From 668bf55395534019ed041104bad593c6636815ca Mon Sep 17 00:00:00 2001
From: Karel Vesely <vesis84@gmail.com>
Date: Thu, 7 Nov 2024 13:38:38 +0100
Subject: [PATCH] Add dithering to the `Speech2TextFeatureExtractor` API.

- in kaldi : https://github.com/kaldi-asr/kaldi/blob/4a8b7f673275597fef8a15b160124bd0985b59bd/src/feat/feature-window.cc#L145
- with dithering without a seed, the features become non-deterministic due
  to small Gaussian noise added to the audio (i.e. 2 runs lead to little
  different outputs)
---
 src/transformers/audio_utils.py                    | 14 ++++++++++++++
 .../feature_extraction_speech_to_text.py           | 13 ++++++++++++-
 2 files changed, 26 insertions(+), 1 deletion(-)

diff --git a/src/transformers/audio_utils.py b/src/transformers/audio_utils.py
index d46b0eb62e0e7e..b5c7c53edb28a6 100644
--- a/src/transformers/audio_utils.py
+++ b/src/transformers/audio_utils.py
@@ -390,6 +390,7 @@ def spectrogram(
     center: bool = True,
     pad_mode: str = "reflect",
     onesided: bool = True,
+    dither: float = 0.0,
     preemphasis: Optional[float] = None,
     mel_filters: Optional[np.ndarray] = None,
     mel_floor: float = 1e-10,
@@ -460,6 +461,9 @@ def spectrogram(
         onesided (`bool`, *optional*, defaults to `True`):
             If True, only computes the positive frequencies and returns a spectrogram containing `fft_length // 2 + 1`
             frequency bins.
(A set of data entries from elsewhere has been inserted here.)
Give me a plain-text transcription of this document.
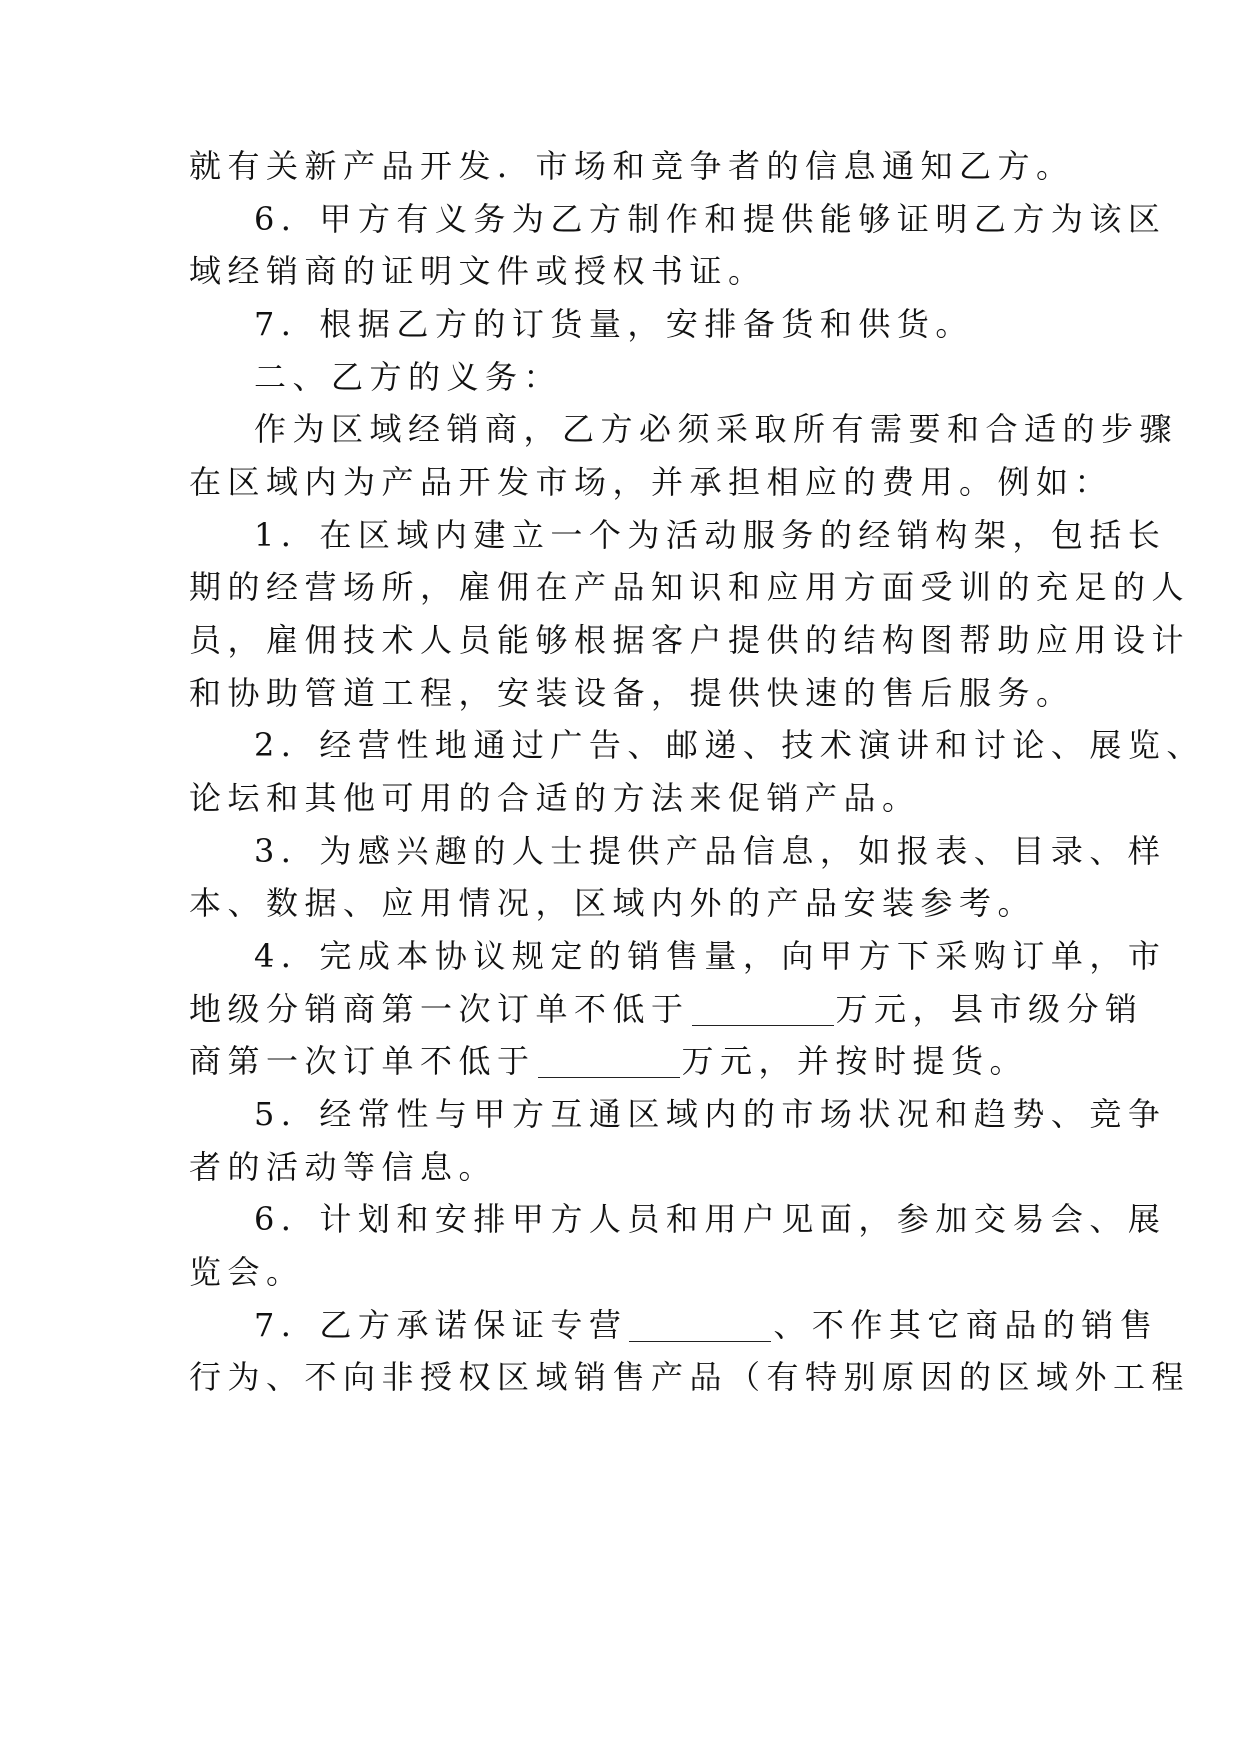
就有关新产品开发．市场和竞争者的信息通知乙方。
6．甲方有义务为乙方制作和提供能够证明乙方为该区
域经销商的证明文件或授权书证。
7．根据乙方的订货量，安排备货和供货。
二、乙方的义务：
作为区域经销商，乙方必须采取所有需要和合适的步骤
在区域内为产品开发市场，并承担相应的费用。例如：
1．在区域内建立一个为活动服务的经销构架，包括长
期的经营场所，雇佣在产品知识和应用方面受训的充足的人
员，雇佣技术人员能够根据客户提供的结构图帮助应用设计
和协助管道工程，安装设备，提供快速的售后服务。
2．经营性地通过广告、邮递、技术演讲和讨论、展览、
论坛和其他可用的合适的方法来促销产品。
3．为感兴趣的人士提供产品信息，如报表、目录、样
本、数据、应用情况，区域内外的产品安装参考。
4．完成本协议规定的销售量，向甲方下采购订单，市
地级分销商第一次订单不低于	万元，县市级分销
商第一次订单不低于	万元，并按时提货。
5．经常性与甲方互通区域内的市场状况和趋势、竞争
者的活动等信息。
6．计划和安排甲方人员和用户见面，参加交易会、展
览会。
7．乙方承诺保证专营	、不作其它商品的销售
行为、不向非授权区域销售产品（有特别原因的区域外工程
If False, also computes the negative frequencies and returns `fft_length` frequency bins.
+        dither (`float`):
+            Add dithering (add small Gaussian noise to each frame).
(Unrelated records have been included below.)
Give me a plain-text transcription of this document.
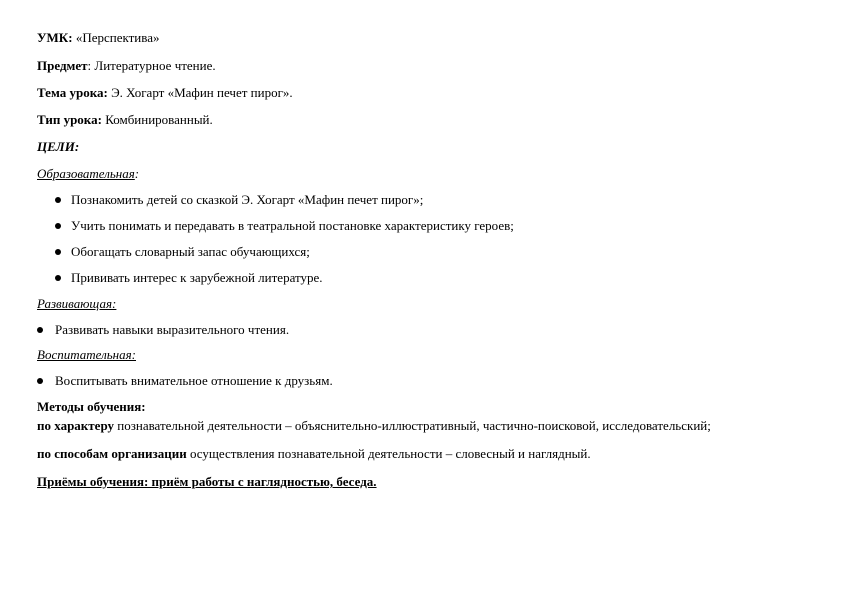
УМК: «Перспектива»
Предмет: Литературное чтение.
Тема урока: Э. Хогарт «Мафин печет пирог».
Тип урока: Комбинированный.
ЦЕЛИ:
Образовательная:
Познакомить детей со сказкой Э. Хогарт «Мафин печет пирог»;
Учить понимать и передавать в театральной постановке характеристику героев;
Обогащать словарный запас обучающихся;
Прививать интерес к зарубежной литературе.
Развивающая:
Развивать навыки выразительного чтения.
Воспитательная:
Воспитывать внимательное отношение к друзьям.
Методы обучения:
по характеру познавательной деятельности – объяснительно-иллюстративный, частично-поисковой, исследовательский;
по способам организации осуществления познавательной деятельности – словесный и наглядный.
Приёмы обучения: приём работы с наглядностью, беседа.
+            E.g. use 4 to add dithering, 0.0 means no dithering.
         preemphasis (`float`, *optional*)
             Coefficient for a low-pass filter that applies pre-emphasis before the DFT.
         mel_filters (`np.ndarray` of shape `(num_freq_bins, num_mel_filters)`, *optional*):
@@ -540,6 +544,9 @@ def spectrogram(
     for frame_idx in range(num_frames):
         buffer[:frame_length] = waveform[timestep : timestep + frame_length]
 
+        if dither != 0.0:
+            buffer[:frame_length] += dither * np.random.randn(*buffer[:frame_length].shape)
+
         if remove_dc_offset:
             buffer[:frame_length] = buffer[:frame_length] - buffer[:frame_length].mean()
 
@@ -591,6 +598,7 @@ def spectrogram_batch(
     center: bool = True,
     pad_mode: str = "reflect",
     onesided: bool = True,
+    dither: float = 0.0,
     preemphasis: Optional[float] = None,
     mel_filters: Optional[np.ndarray] = None,
     mel_floor: float = 1e-10,
@@ -653,6 +661,9 @@ def spectrogram_batch(
             The padding strategy when `center` is `True`.
         onesided (`bool`, *optional*, defaults to `True`):
             If True, returns a one-sided spectrogram for real input signals.
+        dither (`float`):
+            Add dithering (add small Gaussian noise to each frame).
+            E.g. use 4 to add dithering, 0.0 means no dithering.
         preemphasis (`float`, *optional*):
             Applies a pre-emphasis filter to each frame.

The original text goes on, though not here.